Denver residents spent $26 million in 2006 at payday lenders and check cashing strip mall shops, according to city Council Member at Large Doug Linkhart. These short-term, high-interest, fee-ridden services pose a key barrier to building savings, assets and credit and destroy the possibility of maintaining personal monthly budgets. That’s the recent conclusion of a task force Linkhart headed with Denver Office of Economic Development Executive Director André Pettigrew and funded by a grant from the national Bank on Cities campaign.
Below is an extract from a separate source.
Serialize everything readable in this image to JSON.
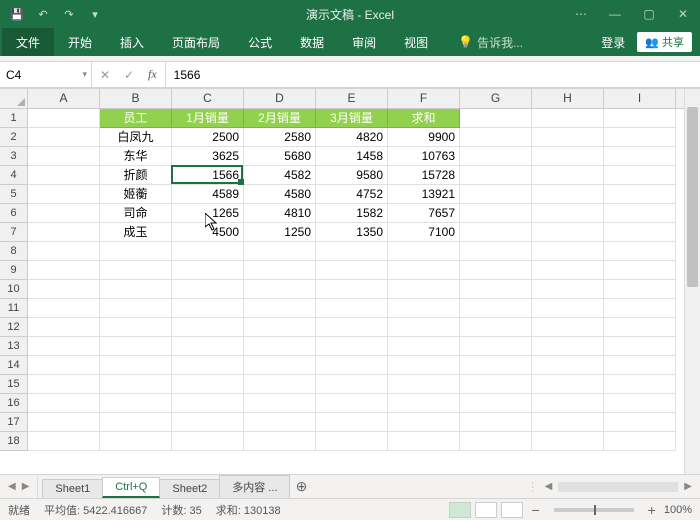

Denver was one of eight cities selected to attack these problems based on a San Francisco pilot program.

With support from the Federal Reserve and local banks and credit unions, the aim of the new “Bank on Denver” campaign is to create “new products that are free and easy to use that we can encourage people to take advantage of,” Linkhart told the Colorado Independent. He lists free checking accounts with free debit cards and low or no overdraft charges as products that could make an enormous difference.

Payday lenders are “the root of the problem,” Linkhart said. “A lot of people in Denver are not banking through financial institutions for one reason or another. They’re using payday lenders and check cashing places and they’re paying an average of $40,000 over a lifetime in interest as a result.”
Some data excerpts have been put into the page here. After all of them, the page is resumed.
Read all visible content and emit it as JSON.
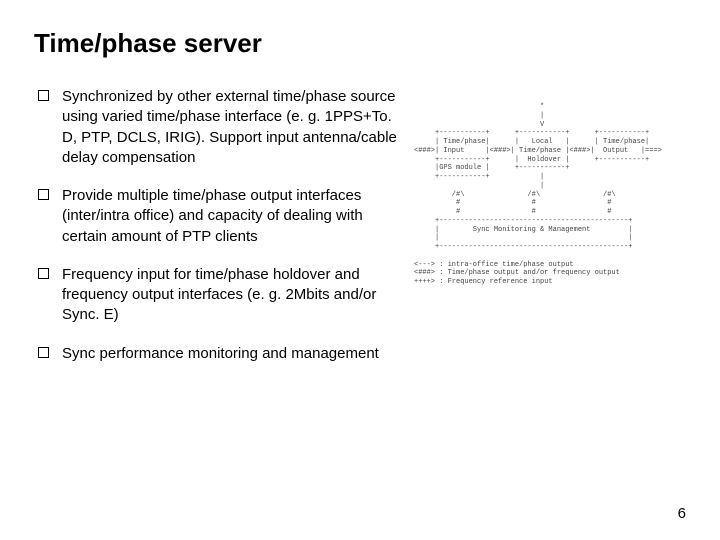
{
  "title": "Time/phase server",
  "bullets": [
    "Synchronized by other external time/phase source using varied time/phase interface (e. g. 1PPS+To. D, PTP, DCLS, IRIG). Support input antenna/cable delay compensation",
    "Provide multiple time/phase output interfaces (inter/intra office) and capacity of dealing with certain amount of PTP clients",
    "Frequency input for time/phase holdover and frequency output interfaces (e. g. 2Mbits and/or Sync. E)",
    "Sync performance monitoring and management"
  ],
  "diagram": "                              *\n                              |\n                              V\n     +-----------+      +-----------+      +-----------+\n     | Time/phase|      |   Local   |      | Time/phase|\n<###>| Input     |<###>| Time/phase |<###>|  Output   |===>\n     +-----------+      |  Holdover |      +-----------+\n     |GPS module |      +-----------+\n     +-----------+            |\n                              |\n         /#\\               /#\\               /#\\\n          #                 #                 #\n          #                 #                 #\n     +---------------------------------------------+\n     |        Sync Monitoring & Management         |\n     |                                             |\n     +---------------------------------------------+\n\n<---> : intra-office time/phase output\n<###> : Time/phase output and/or frequency output\n++++> : Frequency reference input",
  "page_number": "6"
}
Colorado Bankers Association and the Colorado Credit Unions Association are helping to sponsor the intitative here in Colorado. The Federal Reserve will be bringing banks into help partner with the city.

“We are trying to get people banked,” Linkhart said. “We have to make it so they can avoid those interest charges and educate them about how to get better credit and manage their money better.”

Estimates suggest tens of thousands of Denver residents don’t currently have bank accounts.